Sunday, January 27, 2013

Competitive Chess Training Part 5 - Understanding of Talent

In the last article we've discussed the stages of a players progression and development. By now you should have somewhat of a road-map. Now, I was gonna talk about something completely different but this week I want to discuss "talent" and what role it plays in chess.

Understanding talent in competition is important because an assumption of a given player's potential can drastically influence the effort of performance. This article will be good or bad depending on your agenda. It will be good as it dispells a few myths about natural limitations, while at the same time it will relieve you of any excuse and possibly overwhelm you as to what effort it takes to be successful at the game, on and off the board.

So first lets identify what talent is. I think of talent as a natural feature. Many people like to think of talent as a sort of intangible essence allowing a person to easily succeed. While this is true at the stretch of the imagination, it's an extension of something much simpler. My argument is simply that not all talented people will succeed depending on a variety of factors both internal and external.

The point I would like to elaborate is that I don't believe anyone is truly "talented at chess". We are all talented and unique in some specific way. So what makes a player appear to be born to win at chess. Aside from some particular effort and experience a person can use their talents as an advantage or tool to their chess game. A creative person can design amazing tactics or combination while a person with great focus will be able to analyze critical details of a given position above expectation. The key is that they are creative or they have good vision. These are talents that can be applied to many activities and not chess chess.

No matter what talent you possess you must make it a factor of the game in a way that favors you. You always want to make your advantage the dominating theme of the game. Even if you don't win you will perform with more confidence and gusto. In addition and it will be easier to overview you games to see where you can improve.

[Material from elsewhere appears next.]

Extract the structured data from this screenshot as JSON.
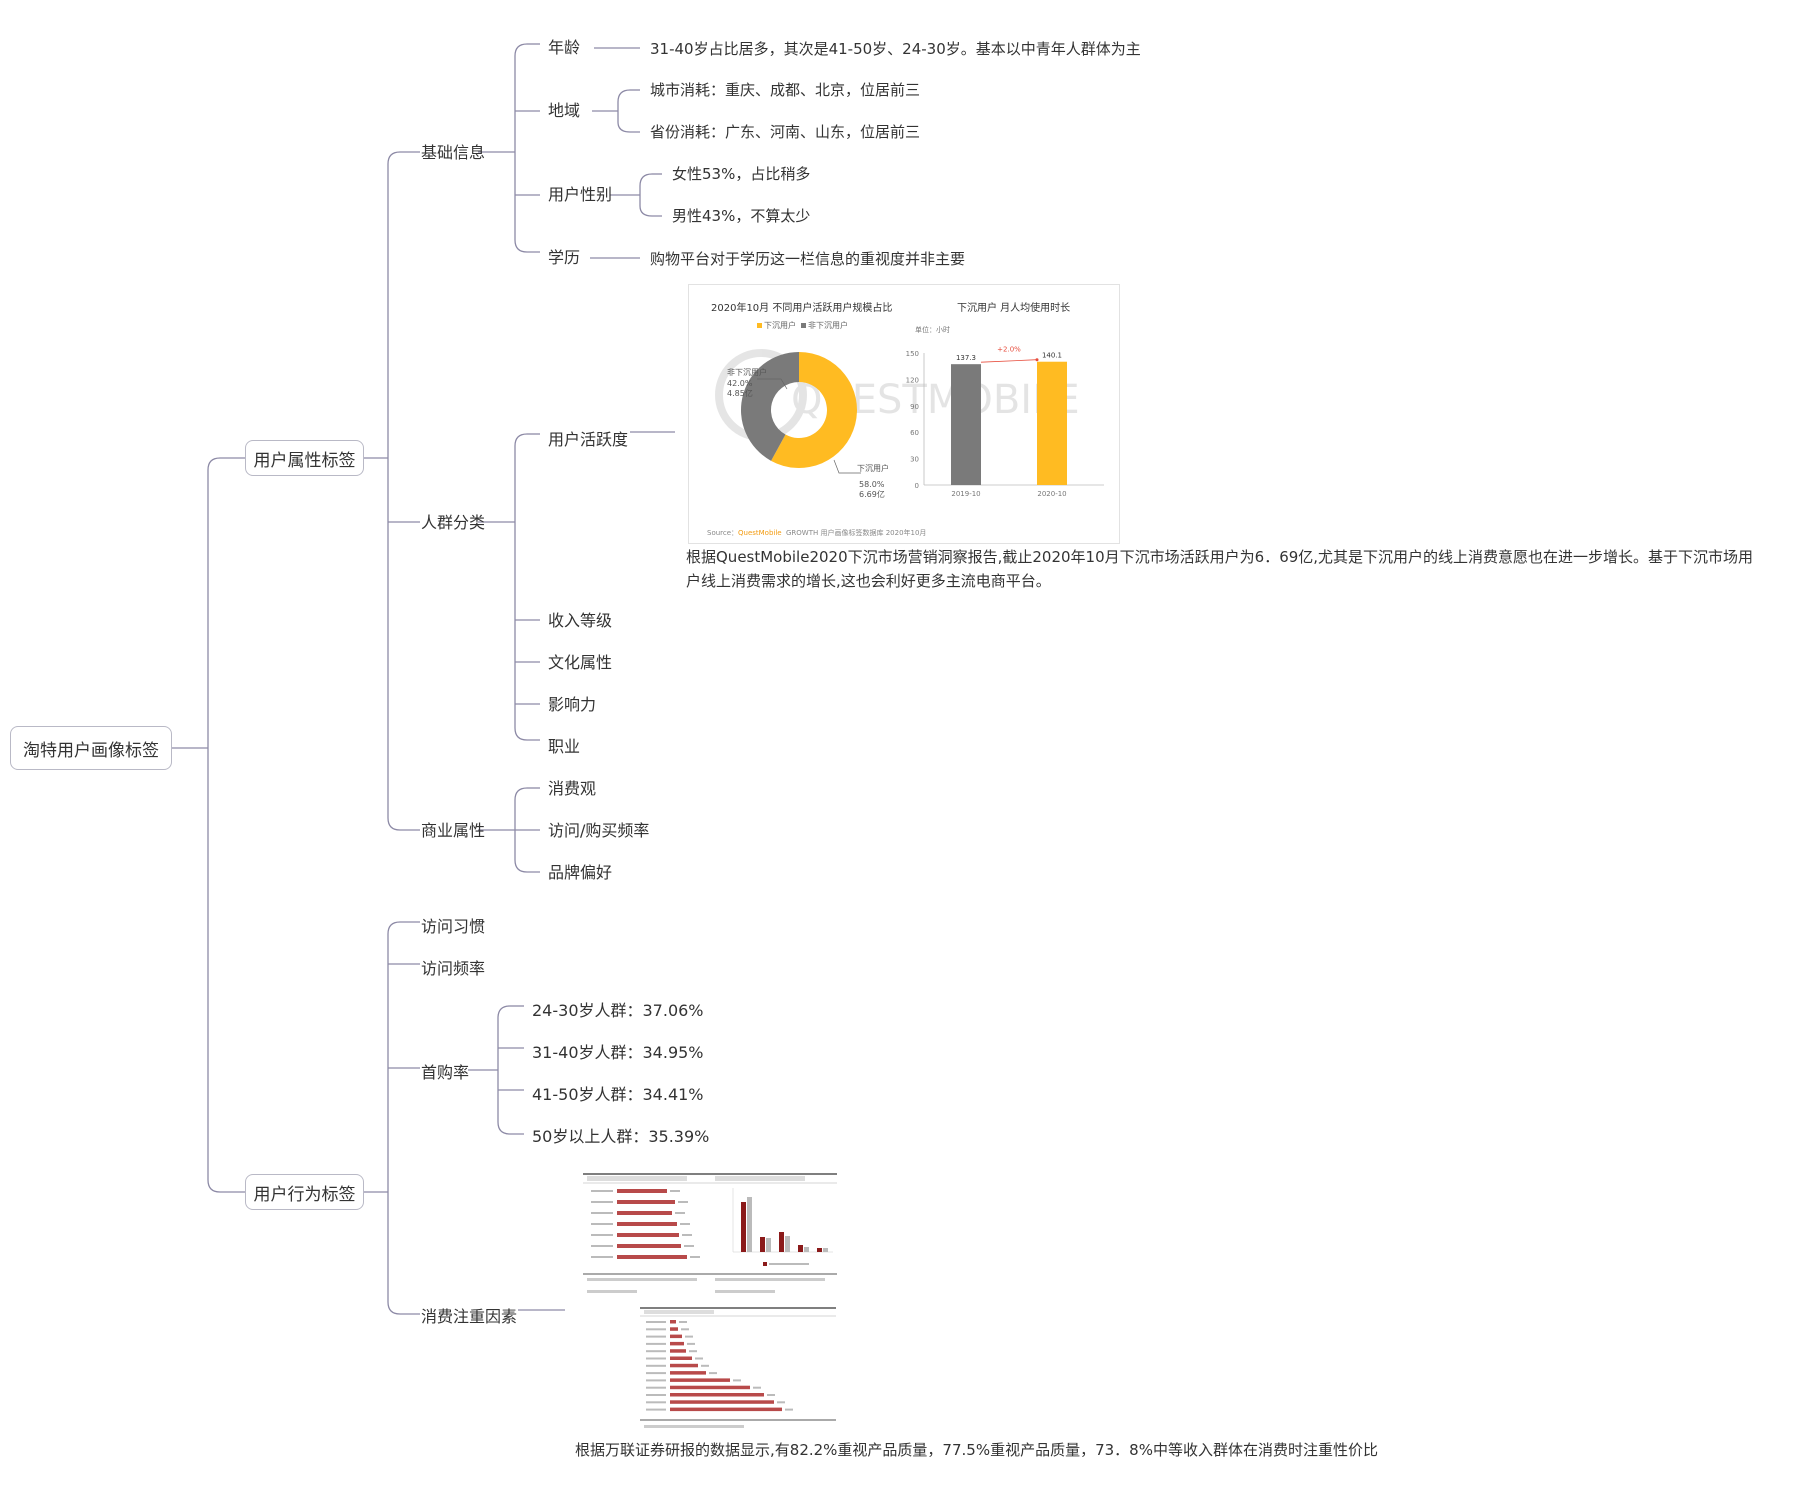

Truth is, if you accept that your potential in chess is limited because you aren't talented, your ability to use your talents to their full potential will be dictated by your opponent. It can take years to hours to discover your talents depending on how honest and involved you are and there's no secret trick. Unfortunately for those who are withdrawn, it can be difficult for overly introverted people to discover more of themselves. Not saying that introverted people can't discovered their talents, more or less an outgoing person will more often put themselves in  a better position to test their strengths and weaknesses.